Kooroora Developments Pty Ltd v Mornington Peninsula SC [2023] VCAT 1083, which was an unusual application involving the laying of turf on privately owned land zoned PCRZ. Apart from the unusual nature of the subject matter, the matter came before the Tribunal as a conditions appeal against the apparent contradiction in the permit allowing turf but including a condition requiring the turf to be replaced with native species. The Tribunal said:
25. I accept that the planning scheme has strong policy and direction for the protection and restoration of the coastal environment. The Mornington Peninsula Shire contains coastal areas iconic for their cultural, landscape, conservation, and recreational values.
26. Replanting of the subject area with coastal native vegetation of suitable EVCs may be a better outcome in terms of coastal habitat and conservation, but if this is what was sought it arguably should have been considered during the decision to issue the permit, and not left to be achieved via condition.
27. The permits are in my view internally contradictory. They give permission for the development of turf, but then require the replacement of the ‘turfed area’ in condition 1(a). If Council did not want to legitimise the turf that exists, they could have refused the permit applications and contested any review on the full weight of policy that was identified during this proceeding.
28. As it is, Council has approved ‘turf’. In the context of the application, being an extended garden area on a residential site, albeit in an unusual foreshore context, I consider the conceptualisation of turf as a manicured grassed area is the appropriate one. I do not think native grassland or shrubland sought to be imposed by Council via a permit condition could be conceived of as ‘turf’, regardless of the benefits of such native grassland. Overall, I do not think the approach sought in condition 1(a) is reasonable or sound planning.
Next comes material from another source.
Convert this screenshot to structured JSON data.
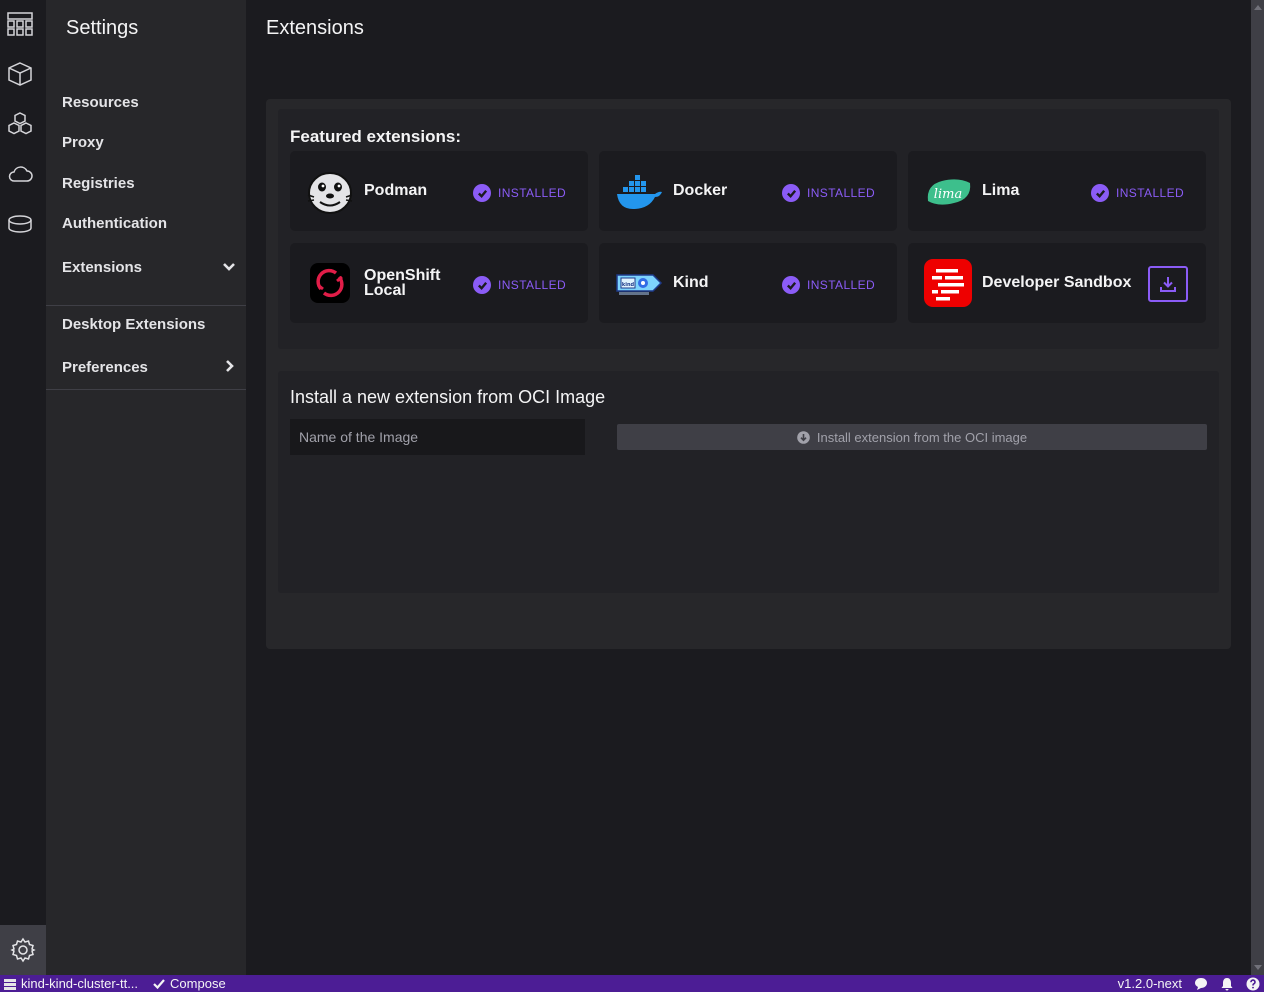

29. Conversely, given that approval for turf was given, and turf exists, I think in the circumstances the existing turf (and irrigation) is an acceptable planning outcome.
Cysur Developments Pty Ltd v Merri-bek CC [2023] VCAT 1104, which received a write-up in The Age recently due to its use of ‘tiny’ apartments. What was equally notable was the proposal to provide no private open space i.e. balconies, for the proposed apartments with instead reliance on communal open space. The Tribunal said:
54. Usually I would be concerned as to whether this approach would achieve an outcome consistent with Clause 58 of the Merri-bek Planning Scheme. Clause 58 includes the following guidance.
Requirements
A development:
Must meet all of the objectives of this clause.
Should meet all of the standards of this clause.
55. The relevant objective relating to the provision of private open space is found at Clause 58.05-3, and sets out the following.
To provide adequate private open space for the reasonable recreation and service needs of residents.
56. It is an interesting conundrum as to whether the provision of no private open space can be said to meet the objective of providing adequate private open space. In responding to that conundrum, it might be interesting to compare this part of the Victorian Planning Provisions with Clause 52.06, and the scenario where zero car parking is at times provided in response to a purpose that seeks, “To ensure the provision of an appropriate number of car parking spaces…” Another interesting conundrum is whether the failure to meet an objective at Clause 58, means that I must refuse to grant a permit for the proposed development. To this end I note that while Clause 58 says that a development must meet all of the objectives, there is no words to the effect of, ‘A permit cannot be granted if the objectives are not met.’ I might observe that on one view, words to this effect are likely to be needed in order to make the objectives a mandatory requirement.
57. These conundrums are muddied in this proceeding as it involves an application to amend an existing permit, where the existing planning permit allows the construction of 16 apartments, all without any private open space. As such, the proposal that is before me is to extend the existing approved ‘style’ of residential development to a further 8 apartments on an adjoining property. In making a decision on the original planning permit application, the Council’s delegate wrote the following in their assessment as justification for the non-provision of private open space.
Communal open space is the sole open space for residents with no private balconies provided for any dwelling. A total common area of 85sqm is provided for residents in the form of 25.5sqm wintergarden, 14.5sqm communal kitchen, 31.5 sqm pergola area and 13.5sqm community laundry. The common areas cater for a variety of residents needs which in a sense is private given that only residents can access this space. Arguably these larger spaces are more useable than an 8sqm balcony would be to residents and provide a better amenity having integrated landscaping and furniture. The shared facilities encourage interaction between residents which is a key initiative of the development that adopts a new type of housing model aimed at a particular demographic. It is considered that the provision of open space would satisfy the objectives of Clause 58.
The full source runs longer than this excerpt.